A simple, but key, theme that runs throughout the programme is that, contrary to common beliefs, menstrual blood is not dirty. “This concept is very rooted in our lives, and also every woman has this attitude. And they tell themselves that they are inferior to men, and it’s because of this concept,” says Min Thu. “So we are talking about menstrual blood, that this blood is very clean, and this blood is very neutral, and this blood can make a baby and this is the power of the uterus.”
Ngnu Khine, 42, a mother of four who has completed the workshop, says the experience was eye-opening. “Before the training, I didn’t even know the nature of men and women and how to teach my sons to treat their partners,” she says. “I learned about the process of genitals – that women have their own. I didn’t even know that I had my own,” she adds.

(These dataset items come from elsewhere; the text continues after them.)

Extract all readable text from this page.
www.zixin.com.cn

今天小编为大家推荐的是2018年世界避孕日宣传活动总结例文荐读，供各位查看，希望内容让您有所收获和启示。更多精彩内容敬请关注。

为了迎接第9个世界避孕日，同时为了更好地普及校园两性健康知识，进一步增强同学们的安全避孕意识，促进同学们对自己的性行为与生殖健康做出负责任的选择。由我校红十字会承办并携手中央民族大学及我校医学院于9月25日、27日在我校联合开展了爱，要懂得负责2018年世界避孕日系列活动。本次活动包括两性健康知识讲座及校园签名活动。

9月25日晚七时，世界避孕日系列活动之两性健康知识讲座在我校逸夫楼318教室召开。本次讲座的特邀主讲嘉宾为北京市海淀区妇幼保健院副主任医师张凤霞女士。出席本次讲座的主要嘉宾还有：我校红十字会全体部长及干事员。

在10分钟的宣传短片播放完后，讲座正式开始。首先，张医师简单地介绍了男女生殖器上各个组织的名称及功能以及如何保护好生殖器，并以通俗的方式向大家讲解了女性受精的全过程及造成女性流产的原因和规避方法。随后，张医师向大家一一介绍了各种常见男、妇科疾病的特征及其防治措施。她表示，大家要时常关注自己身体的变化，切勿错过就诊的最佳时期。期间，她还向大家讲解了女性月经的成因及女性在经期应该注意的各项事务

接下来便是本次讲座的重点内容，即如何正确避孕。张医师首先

Perhaps even more importantly, she gained a more nuanced understanding of issues such as sexual harassment and rape. “I learned a lot about gender, how to protect myself, and everything about women.” She now actively works to pass on her newfound knowledge to other women in her village, and supports victims of rape by reminding them they are not to blame.
After the two-day workshop, women are introduced to the concept of non-violent communication. It may seem unconnected, but Htar says this is a crucial step in the process: after coming to the realisation that they had, for many years, erroneously believed their body’s natural processes to be unclean, and their female organs something to be ashamed of, many of the participants feel combative.
“They feel empowered, but at the same time they feel aggressive – they want to fight back. They say: ‘I’m going to talk to my husband and fight back.’ But I say: ‘Fighting back is not something that we [should do].’ We can do it, but we will fall. We will fall apart. Because this needs a societal change,” she says.
Yet it is clear that wholesale change is still some way off. Min Thu joined Akhaya’s staff three years ago and has been leading women’s empowerment workshops since October 2015. The 27-year-old is passionate about her role, saying that learning about her sexuality allowed her to find “the spice of life”. However, she has not yet worked up the nerve to tell her father exactly what it is that she does for a living.
“My family knows that Akhaya is working for women’s empowerment, but not exactly [what I do]. Especially my father does not know the details about this – he just knows that we are providing the sexuality health knowledge. But what he knows about sexuality health is not the real sexual knowledge,” she says. “I think if he was listening to what I’m talking about in the facilitation training he would be shocked.”